CFPB seeks half-million-dollar settlement with mortgage company over veteran refis

by Francis Monfort10 Dec 2018

The Consumer Financial Protection Bureau has announced that it filed a complaint against Village Capital & Investment on allegations of deception.

The CFPB and the Henderson, Nev.-based non-bank mortgage company also filed a proposed stipulated final judgment and order to resolve the claim in federal court in the District of Nevada.

If entered by the court, the proposed order would require Village Capital to pay $268,869 in redress to consumers and a civil penalty of $260,000. The order would also prohibit Village Capital from misrepresenting the terms or benefits of mortgage refinancing.

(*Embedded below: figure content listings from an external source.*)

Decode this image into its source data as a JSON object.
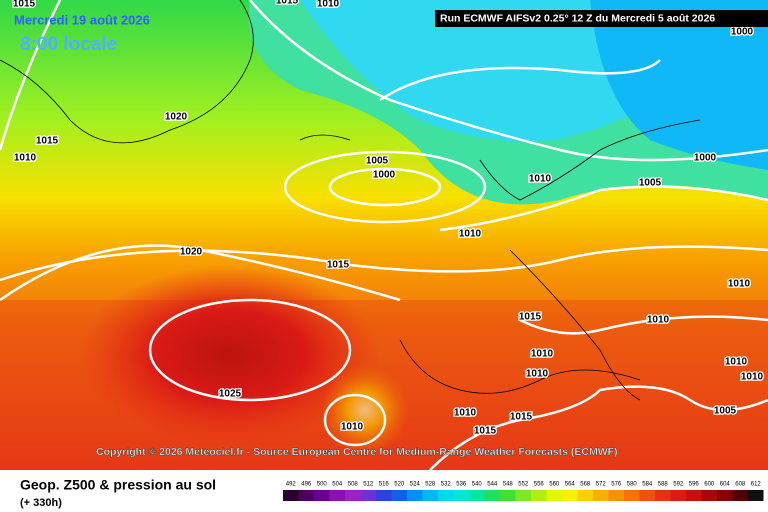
{
  "header": {
    "date": "Mercredi 19 août 2026",
    "time": "8:00 locale",
    "run": "Run ECMWF AIFSv2 0.25° 12 Z du Mercredi 5 août 2026"
  },
  "isobars": [
    "1015",
    "1010",
    "1015",
    "1000",
    "1020",
    "1015",
    "1010",
    "1005",
    "1000",
    "1010",
    "1000",
    "1005",
    "1010",
    "1020",
    "1015",
    "1010",
    "1015",
    "1010",
    "1010",
    "1010",
    "1010",
    "1010",
    "1025",
    "1005",
    "1010",
    "1015",
    "1010",
    "1015"
  ],
  "copyright": "Copyright © 2026 Meteociel.fr - Source European Centre for Medium-Range Weather Forecasts (ECMWF)",
  "footer": {
    "title": "Geop. Z500 & pression au sol",
    "lead": "(+ 330h)"
  },
  "legend": {
    "labels": [
      "492",
      "496",
      "500",
      "504",
      "508",
      "512",
      "516",
      "520",
      "524",
      "528",
      "532",
      "536",
      "540",
      "544",
      "548",
      "552",
      "556",
      "560",
      "564",
      "568",
      "572",
      "576",
      "580",
      "584",
      "588",
      "592",
      "596",
      "600",
      "604",
      "608",
      "612"
    ],
    "colors": [
      "#2a0030",
      "#4a0060",
      "#6a0090",
      "#8a10b0",
      "#a020c8",
      "#7030d8",
      "#3040e0",
      "#1060f0",
      "#0090f8",
      "#00b8f8",
      "#00d8f0",
      "#00e8d0",
      "#00e8a0",
      "#20e060",
      "#40e030",
      "#80e820",
      "#b0f010",
      "#e0f800",
      "#f8f000",
      "#f8d000",
      "#f8b000",
      "#f89000",
      "#f87000",
      "#f05010",
      "#e83018",
      "#e01818",
      "#c81010",
      "#a80808",
      "#880000",
      "#500000",
      "#101010"
    ]
  }
}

The complaint stems from allegations by the CFPB that Village Capital misled veterans regarding its Interest Rate Reduction Refinancing Loans in violation the Consumer Financial Protection Act of 2010. These loans allow veterans to refinance their mortgages at lower interest rates with a loan guaranteed by the Department of Veterans Affairs. Specifically, the CFPB alleges that Village Capital misled veterans by overstating the benefits of refinancing.

“Over the past five years, Village Capital & Investment has successfully helped thousands of veterans lower the cost of the mortgages on their homes. Early last year, we opened a new branch in a different state that employed experienced loan officers. We verified that the required disclosures were timely and accurate. We also verified that every veteran received a significant benefit from their refinance,” the company said in a statement.

“The Bureau of Consumer Financial Protection expressed concerns about the new team that had already wound down their operations. We fully cooperated with the bureau and did our best to make certain that veterans received compensation for anything that may have gone wrong. We volunteered to help in any way possible to make sure our veterans were treated with the respect they deserve,” Village Capital added.